Na fila, conversa vai, conversa vem, vamos conhecendo um pouco das pessoas que ali estavam. A fila custava a andar, mas eu esperava paciente, sabendo que na minha vez, ia querer que o tempo parasse também. Encantada estava eu por vê-lo conversar com cada um que estava ali, autografando pacientemente os exemplares de “Livro” que estava sendo lançado no Brasil, olhando nos olhos de cada um. Tinha nas mãos a edição portuguesa de “Livro”, carinhosamente trazido de Portugal por minha prima no final do ano passado. Fã que é fã muitas vezes não consegue esperar o lançamento aqui.

A minha vez chegou e nem sei descrever ao certo o que aconteceu, tamanha foi a emoção. Creio que corei, como costumo fazer quando estou envergonhada ou diante de muita emoção, como aqueles que me conhecem podem atestar. Gostaria de ter todos os meus livros autografados por ele, já que gosto de todos e não consigo me decidir por um só, parece injusto com os demais. Mas a fila estava grande, já estávamos ali faz tempo, eu não queria abusar. E então ele diz que seria um prazer autografá-los para mim. E foi assim que conversando sobre os livros que eu amo, consegui um autógrafo muito especial em cada um dos cinco livros que levava comigo. Para não fazer feio, comprei um na livraria, a edição brasileira, que acabou ganhando um autógrafo para minha irmã. Quando dei por mim, não estava de pé diante da mesa na qual os autores se sentam para autografar os livros como todo o restante da fila. Estava ajoelhada diante da mesa, observando-o a escrever nos meus livros, completamente encantada. E se o corpo fala, creio que estava em posição de adoração.

Agradeci, tirei foto, ganhei um abraço. Livros autografados, o que mais uma fã pode querer? Depois de me perguntar quais livros dele eu não tinha, eu ganhei de presente o livro que ele havia lido na FLIP desse ano poucos dias antes, escrito em homenagem ao seu pai, e que eu não conseguia encontrar em lugar nenhum. E foi assim que uma fã muito emocionada voltou para casa abraçada aos livros mais queridos, aqueles que ficam naquele cantinho da estante reservado aos livros sagrados, aos livros que falam ao coração.

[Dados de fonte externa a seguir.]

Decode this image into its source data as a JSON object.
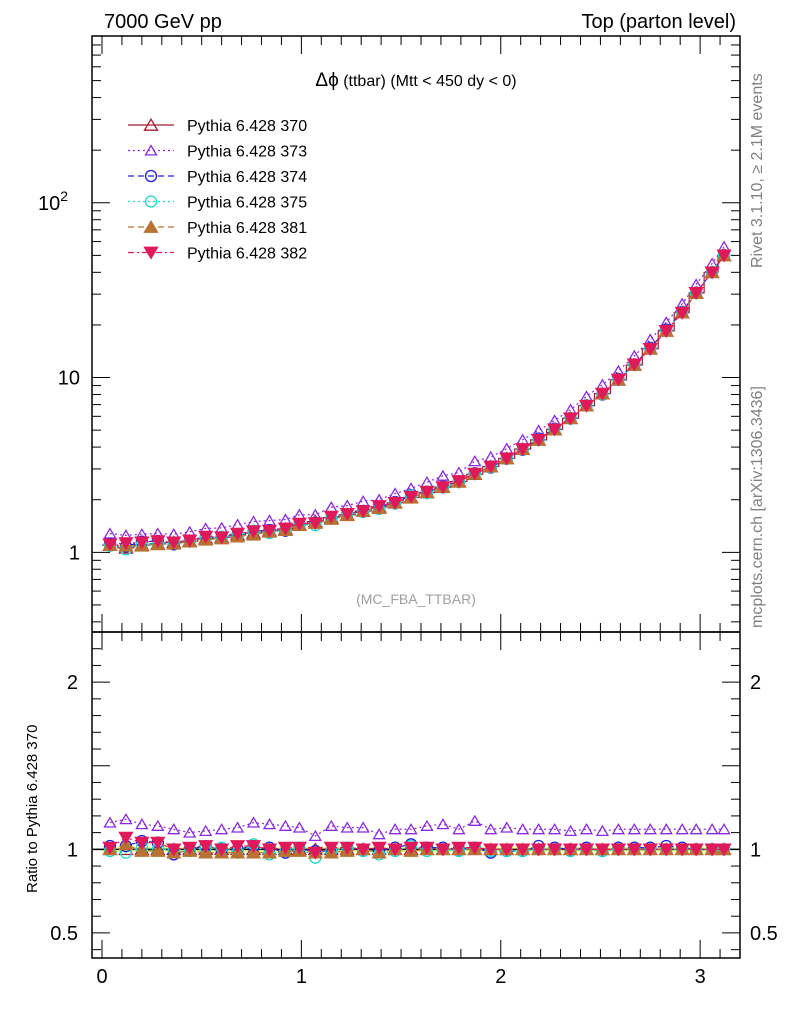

José Luís Peixoto nasceu em 1974 em Galveias, Portugal. Recebeu diversos prêmios, entre eles o Prêmio Literário José Saramago em 2001 com o romance “Nenhum Olhar”, considerado um dos melhores livros publicados na Inglaterra no ano de 2007. Seus romances estão publicados em 20 idiomas. Foi considerado por José Saramago “uma das mais surpreendentes revelações das Letras Portuguesas recentes”.

 

* Paula Dutra é tradutora e professora.